Magnetic Field Induced Weyl Semimetal from Wannier-Function-based Tight-Binding Model

Abstract: Weyl semimetals (WSMs) have Weyl nodes where conduction and valence bands meet in the absence of inversion or time-reversal symmetry (TRS), or both. Interesting phenomena are expected in WSMs such as the chiral magnetic effect, anomalous Hall conductivity or Nernst effect, and unique quantum oscillations. The TRS-broken WSM phase can be driven from a topological Dirac semimetal (DSM) by magnetic field or magnetic dopants, considering that DSMs have degenerate Weyl nodes stabilized by rotational symmetry, i.e. Dirac nodes. Here we develop a Wannier-function-based tight-binding (WF-TB) model to investigate the formation of Weyl nodes and nodal rings induced by B field in the topological DSM Na$_3$Bi. The field is applied along the rotational axis. Remarkably, our study based on the WF-TB model shows that upon B field each Dirac node is split into four separate Weyl nodes along the rotational axis near the Fermi level; two nodes with single chiral charge (single Weyl nodes) and two with double chiral charge (double Weyl nodes).

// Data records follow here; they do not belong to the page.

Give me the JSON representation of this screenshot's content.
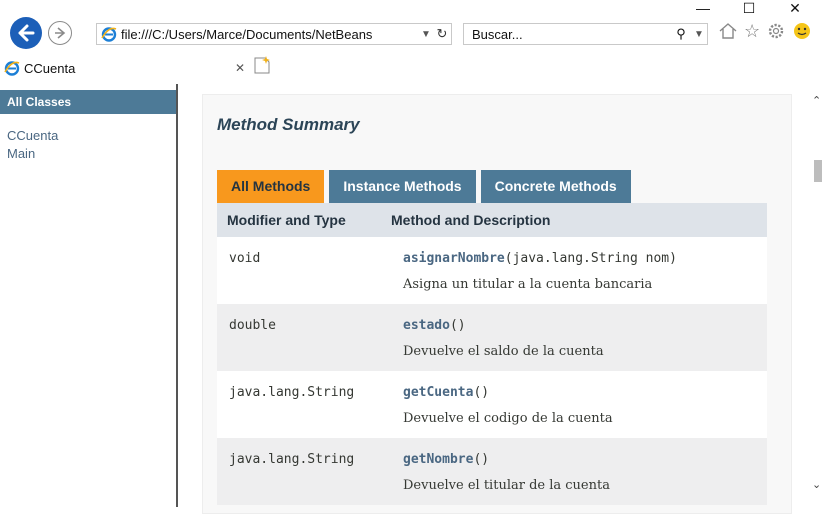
{
  "browser": {
    "address_url": "file:///C:/Users/Marce/Documents/NetBeans",
    "search_placeholder": "Buscar...",
    "tab_title": "CCuenta",
    "window_controls": [
      "minimize-icon",
      "maximize-icon",
      "close-icon"
    ],
    "toolbar_icons": [
      "home-icon",
      "star-icon",
      "gear-icon",
      "smiley-icon"
    ]
  },
  "left_frame": {
    "header": "All Classes",
    "classes": [
      "CCuenta",
      "Main"
    ]
  },
  "content": {
    "section_title": "Method Summary",
    "tabs": [
      {
        "label": "All Methods",
        "active": true
      },
      {
        "label": "Instance Methods",
        "active": false
      },
      {
        "label": "Concrete Methods",
        "active": false
      }
    ],
    "columns": [
      "Modifier and Type",
      "Method and Description"
    ],
    "methods": [
      {
        "type": "void",
        "name": "asignarNombre",
        "params": "(java.lang.String nom)",
        "description": "Asigna un titular a la cuenta bancaria"
      },
      {
        "type": "double",
        "name": "estado",
        "params": "()",
        "description": "Devuelve el saldo de la cuenta"
      },
      {
        "type": "java.lang.String",
        "name": "getCuenta",
        "params": "()",
        "description": "Devuelve el codigo de la cuenta"
      },
      {
        "type": "java.lang.String",
        "name": "getNombre",
        "params": "()",
        "description": "Devuelve el titular de la cuenta"
      }
    ]
  },
  "colors": {
    "header_blue": "#4d7a97",
    "active_tab_orange": "#f8981d",
    "table_header": "#dee3e9",
    "link": "#4a6782"
  }
}
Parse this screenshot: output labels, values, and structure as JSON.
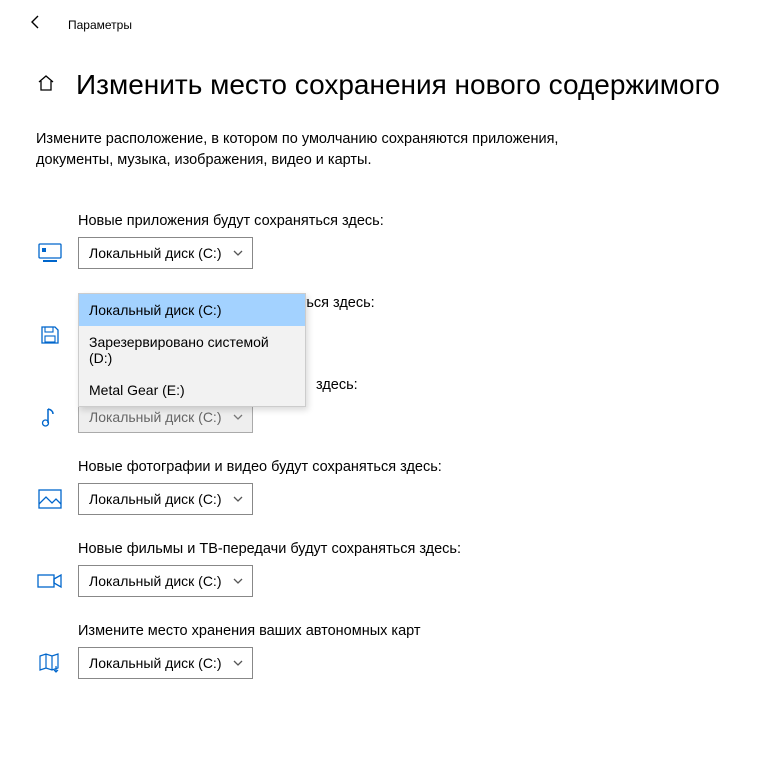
{
  "app": {
    "name": "Параметры"
  },
  "page": {
    "title": "Изменить место сохранения нового содержимого",
    "description": "Измените расположение, в котором по умолчанию сохраняются приложения, документы, музыка, изображения, видео и карты."
  },
  "disk_default": "Локальный диск (C:)",
  "sections": {
    "apps": {
      "label": "Новые приложения будут сохраняться здесь:",
      "value": "Локальный диск (C:)"
    },
    "docs": {
      "label": "Новые документы будут сохраняться здесь:",
      "value": "Локальный диск (C:)"
    },
    "music": {
      "label": "здесь:",
      "value": "Локальный диск (C:)"
    },
    "photos": {
      "label": "Новые фотографии и видео будут сохраняться здесь:",
      "value": "Локальный диск (C:)"
    },
    "movies": {
      "label": "Новые фильмы и ТВ-передачи будут сохраняться здесь:",
      "value": "Локальный диск (C:)"
    },
    "maps": {
      "label": "Измените место хранения ваших автономных карт",
      "value": "Локальный диск (C:)"
    }
  },
  "dropdown_options": [
    "Локальный диск (C:)",
    "Зарезервировано системой (D:)",
    "Metal Gear (E:)"
  ],
  "dropdown_selected_index": 0
}
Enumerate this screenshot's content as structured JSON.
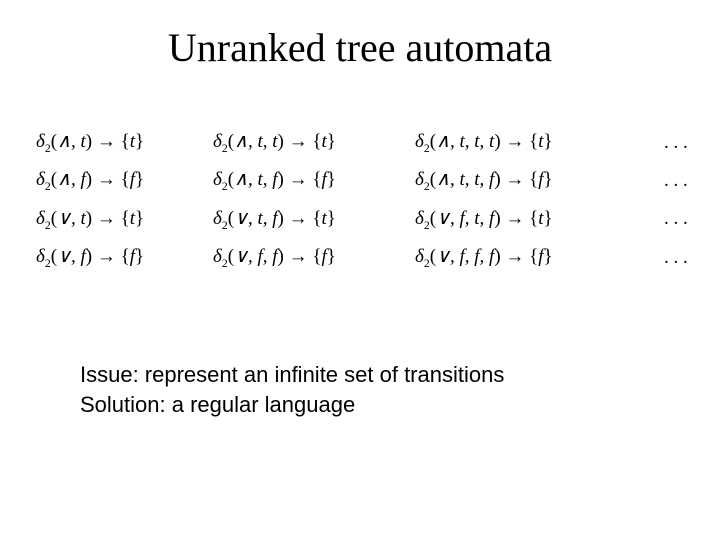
{
  "title": "Unranked tree automata",
  "dots": ". . .",
  "caption": {
    "line1": "Issue: represent an infinite set of transitions",
    "line2": "Solution: a regular language"
  },
  "sym": {
    "delta": "δ",
    "sub2": "2",
    "and": "∧",
    "or": "∨",
    "t": "t",
    "f": "f",
    "arrow": "→",
    "lb": "{",
    "rb": "}",
    "lp": "(",
    "rp": ")",
    "comma": ","
  },
  "rows": [
    {
      "op": "and",
      "args": [
        "t"
      ],
      "res": "t",
      "args2": [
        "t",
        "t"
      ],
      "res2": "t",
      "args3": [
        "t",
        "t",
        "t"
      ],
      "res3": "t"
    },
    {
      "op": "and",
      "args": [
        "f"
      ],
      "res": "f",
      "args2": [
        "t",
        "f"
      ],
      "res2": "f",
      "args3": [
        "t",
        "t",
        "f"
      ],
      "res3": "f"
    },
    {
      "op": "or",
      "args": [
        "t"
      ],
      "res": "t",
      "args2": [
        "t",
        "f"
      ],
      "res2": "t",
      "args3": [
        "f",
        "t",
        "f"
      ],
      "res3": "t"
    },
    {
      "op": "or",
      "args": [
        "f"
      ],
      "res": "f",
      "args2": [
        "f",
        "f"
      ],
      "res2": "f",
      "args3": [
        "f",
        "f",
        "f"
      ],
      "res3": "f"
    }
  ]
}
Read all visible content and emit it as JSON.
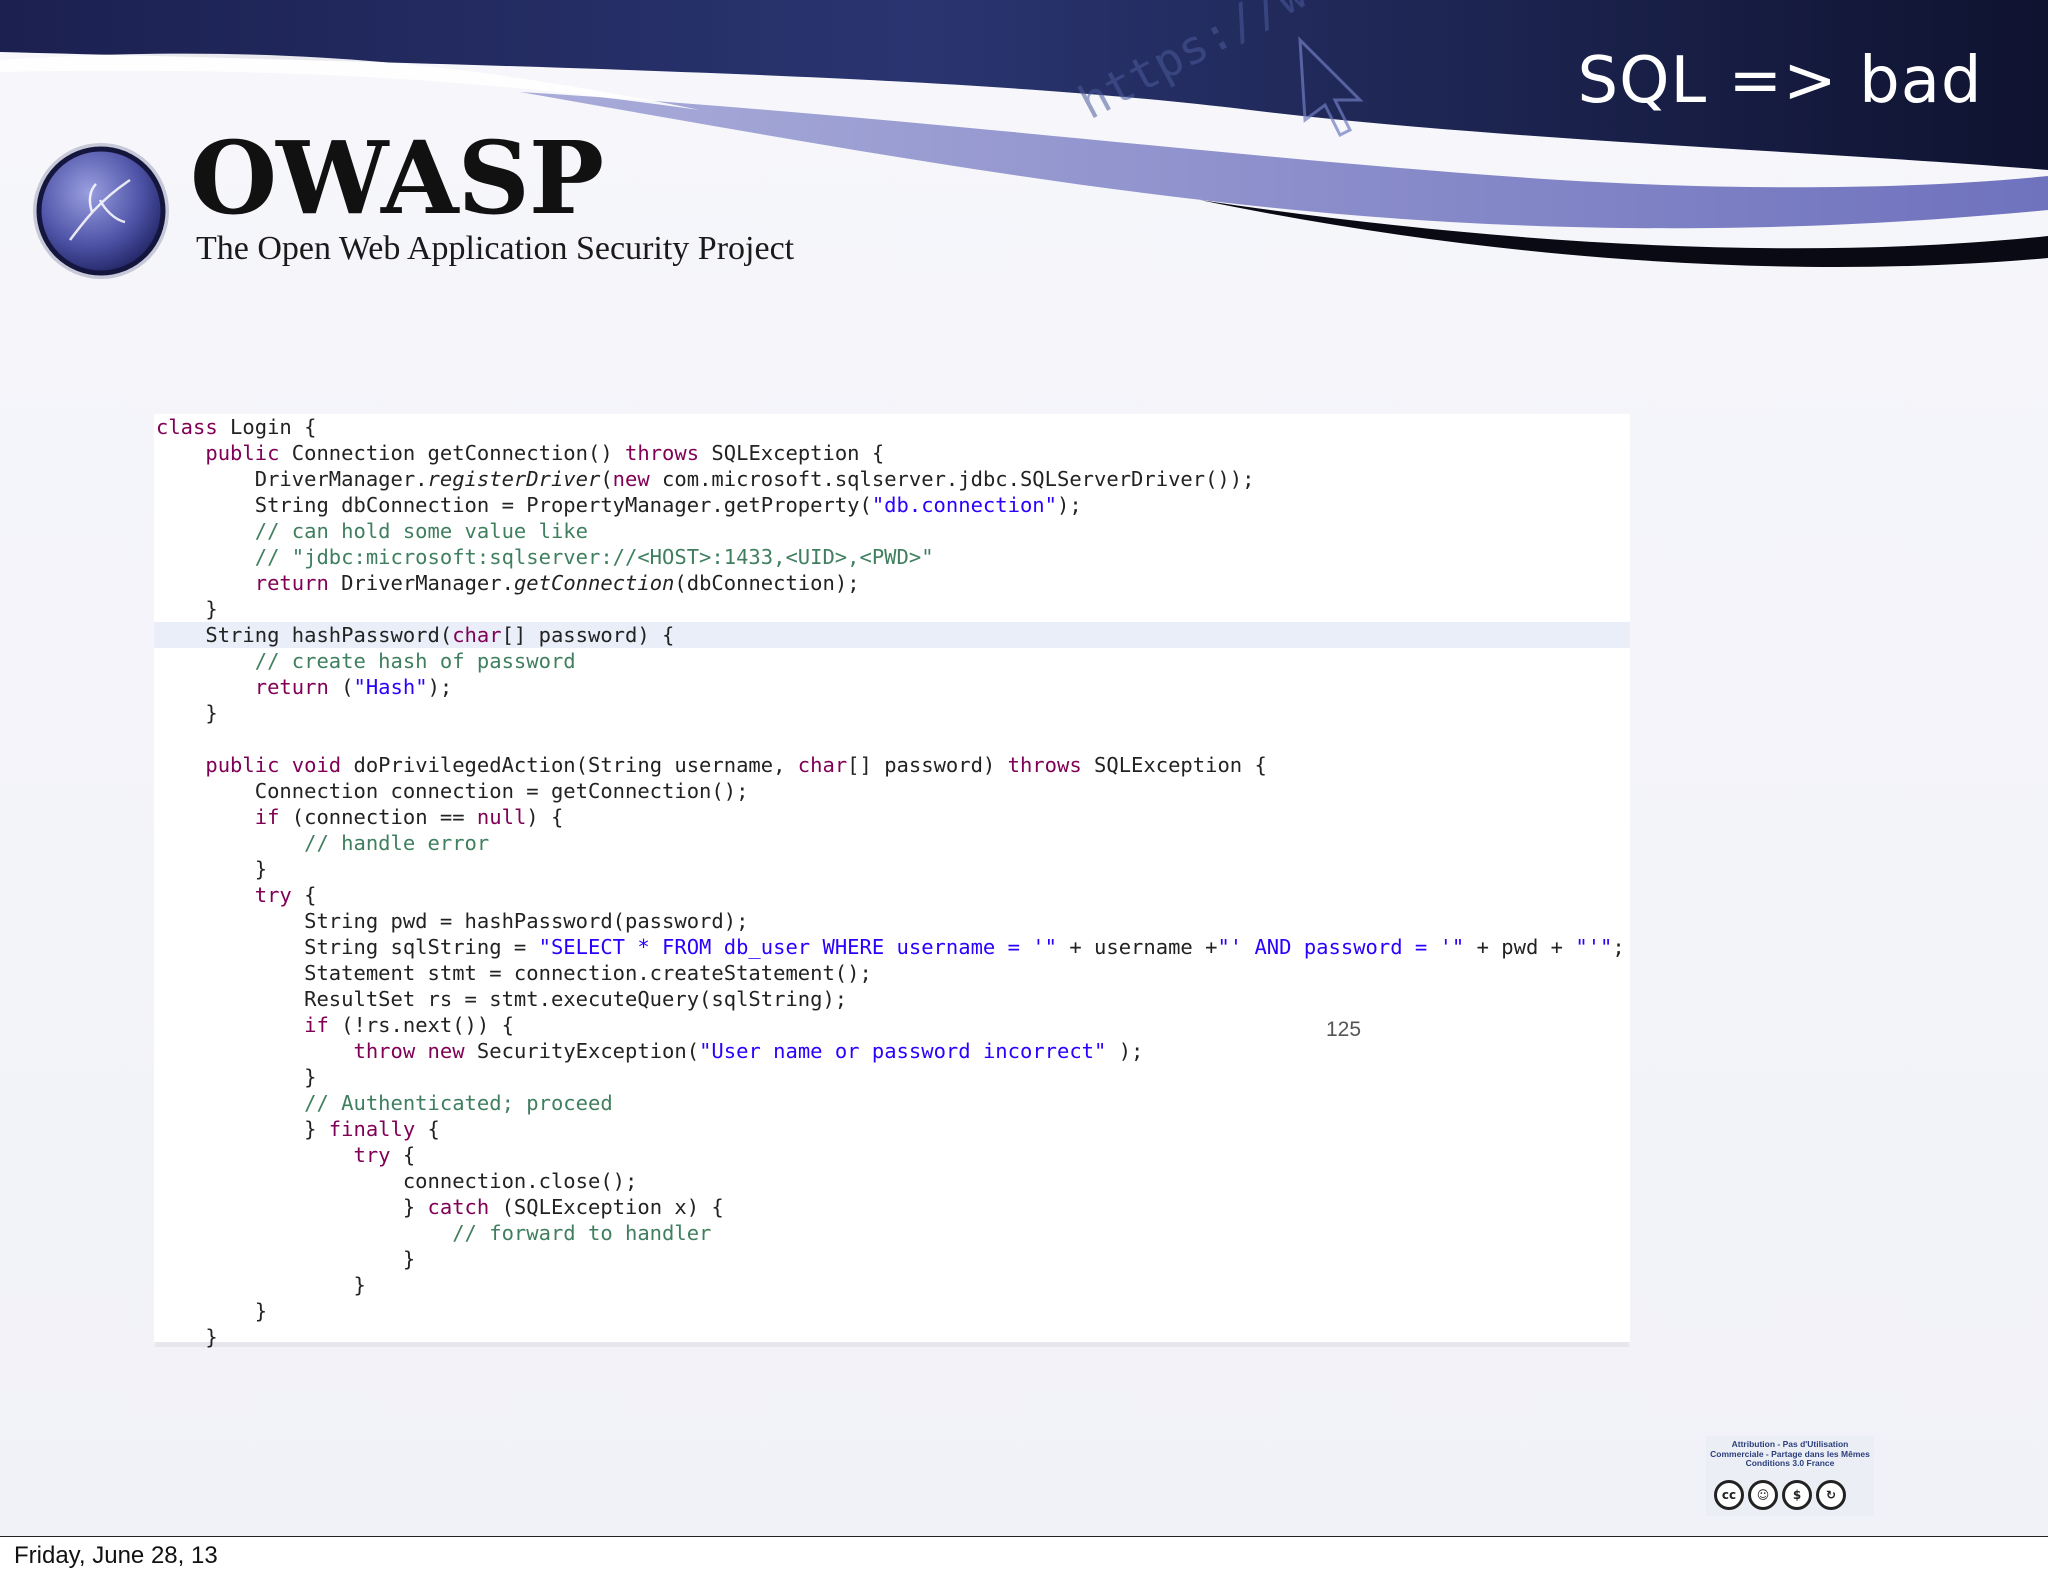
{
  "slide": {
    "title": "SQL => bad",
    "page_number": "125",
    "banner_url_text": "https://www"
  },
  "branding": {
    "name": "OWASP",
    "subtitle": "The Open Web Application Security Project"
  },
  "code": {
    "lines": [
      [
        [
          "kw",
          "class"
        ],
        [
          "t",
          " Login {"
        ]
      ],
      [
        [
          "t",
          "    "
        ],
        [
          "kw",
          "public"
        ],
        [
          "t",
          " Connection getConnection() "
        ],
        [
          "kw",
          "throws"
        ],
        [
          "t",
          " SQLException {"
        ]
      ],
      [
        [
          "t",
          "        DriverManager."
        ],
        [
          "it",
          "registerDriver"
        ],
        [
          "t",
          "("
        ],
        [
          "kw",
          "new"
        ],
        [
          "t",
          " com.microsoft.sqlserver.jdbc.SQLServerDriver());"
        ]
      ],
      [
        [
          "t",
          "        String dbConnection = PropertyManager.getProperty("
        ],
        [
          "str",
          "\"db.connection\""
        ],
        [
          "t",
          ");"
        ]
      ],
      [
        [
          "com",
          "        // can hold some value like"
        ]
      ],
      [
        [
          "com",
          "        // \"jdbc:microsoft:sqlserver://<HOST>:1433,<UID>,<PWD>\""
        ]
      ],
      [
        [
          "t",
          "        "
        ],
        [
          "kw",
          "return"
        ],
        [
          "t",
          " DriverManager."
        ],
        [
          "it",
          "getConnection"
        ],
        [
          "t",
          "(dbConnection);"
        ]
      ],
      [
        [
          "t",
          "    }"
        ]
      ],
      [
        [
          "t",
          "    String hashPassword("
        ],
        [
          "kw",
          "char"
        ],
        [
          "t",
          "[] password) {"
        ]
      ],
      [
        [
          "com",
          "        // create hash of password"
        ]
      ],
      [
        [
          "t",
          "        "
        ],
        [
          "kw",
          "return"
        ],
        [
          "t",
          " ("
        ],
        [
          "str",
          "\"Hash\""
        ],
        [
          "t",
          ");"
        ]
      ],
      [
        [
          "t",
          "    }"
        ]
      ],
      [
        [
          "t",
          ""
        ]
      ],
      [
        [
          "t",
          "    "
        ],
        [
          "kw",
          "public void"
        ],
        [
          "t",
          " doPrivilegedAction(String username, "
        ],
        [
          "kw",
          "char"
        ],
        [
          "t",
          "[] password) "
        ],
        [
          "kw",
          "throws"
        ],
        [
          "t",
          " SQLException {"
        ]
      ],
      [
        [
          "t",
          "        Connection connection = getConnection();"
        ]
      ],
      [
        [
          "t",
          "        "
        ],
        [
          "kw",
          "if"
        ],
        [
          "t",
          " (connection == "
        ],
        [
          "kw",
          "null"
        ],
        [
          "t",
          ") {"
        ]
      ],
      [
        [
          "com",
          "            // handle error"
        ]
      ],
      [
        [
          "t",
          "        }"
        ]
      ],
      [
        [
          "t",
          "        "
        ],
        [
          "kw",
          "try"
        ],
        [
          "t",
          " {"
        ]
      ],
      [
        [
          "t",
          "            String pwd = hashPassword(password);"
        ]
      ],
      [
        [
          "t",
          "            String sqlString = "
        ],
        [
          "str",
          "\"SELECT * FROM db_user WHERE username = '\""
        ],
        [
          "t",
          " + username +"
        ],
        [
          "str",
          "\"' AND password = '\""
        ],
        [
          "t",
          " + pwd + "
        ],
        [
          "str",
          "\"'\""
        ],
        [
          "t",
          ";"
        ]
      ],
      [
        [
          "t",
          "            Statement stmt = connection.createStatement();"
        ]
      ],
      [
        [
          "t",
          "            ResultSet rs = stmt.executeQuery(sqlString);"
        ]
      ],
      [
        [
          "t",
          "            "
        ],
        [
          "kw",
          "if"
        ],
        [
          "t",
          " (!rs.next()) {"
        ]
      ],
      [
        [
          "t",
          "                "
        ],
        [
          "kw",
          "throw new"
        ],
        [
          "t",
          " SecurityException("
        ],
        [
          "str",
          "\"User name or password incorrect\""
        ],
        [
          "t",
          " );"
        ]
      ],
      [
        [
          "t",
          "            }"
        ]
      ],
      [
        [
          "com",
          "            // Authenticated; proceed"
        ]
      ],
      [
        [
          "t",
          "            } "
        ],
        [
          "kw",
          "finally"
        ],
        [
          "t",
          " {"
        ]
      ],
      [
        [
          "t",
          "                "
        ],
        [
          "kw",
          "try"
        ],
        [
          "t",
          " {"
        ]
      ],
      [
        [
          "t",
          "                    connection.close();"
        ]
      ],
      [
        [
          "t",
          "                    } "
        ],
        [
          "kw",
          "catch"
        ],
        [
          "t",
          " (SQLException x) {"
        ]
      ],
      [
        [
          "com",
          "                        // forward to handler"
        ]
      ],
      [
        [
          "t",
          "                    }"
        ]
      ],
      [
        [
          "t",
          "                }"
        ]
      ],
      [
        [
          "t",
          "        }"
        ]
      ],
      [
        [
          "t",
          "    }"
        ]
      ]
    ]
  },
  "license": {
    "text": "Attribution - Pas d'Utilisation Commerciale - Partage dans les Mêmes Conditions 3.0 France",
    "icons": [
      "cc",
      "by",
      "nc",
      "sa"
    ]
  },
  "footer": {
    "date": "Friday, June 28, 13"
  },
  "colors": {
    "banner_dark": "#141a3a",
    "banner_purple": "#7b7fc4",
    "keyword": "#7f0055",
    "string": "#2a00ff",
    "comment": "#3f7f5f"
  }
}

This result is in contrast to the common belief that each Dirac node splits into two Weyl nodes. In the effective models, the existence of double Weyl nodes ensures nonzero cubic terms in momentum. We further examine the evolution of Fermi arcs at a side surface as a function of chemical potential. The number of Fermi arcs is consistent with the corresponding Fermi surface Chern numbers, corroborating our finding of the double Weyl nodes. Furthermore, our study reveals the existence of nodal rings in the mirror plane below the Fermi level upon B field. These nodal rings persist with spin-orbit coupling, in contrast to typical nodal ring semimetals. Our WF-TB model can be used to compute interesting features arising from Berry curvature such as anomalous Hall and thermal conductivities, and our findings can be applied to other topological DSMs like Cd$_3$As$_2$.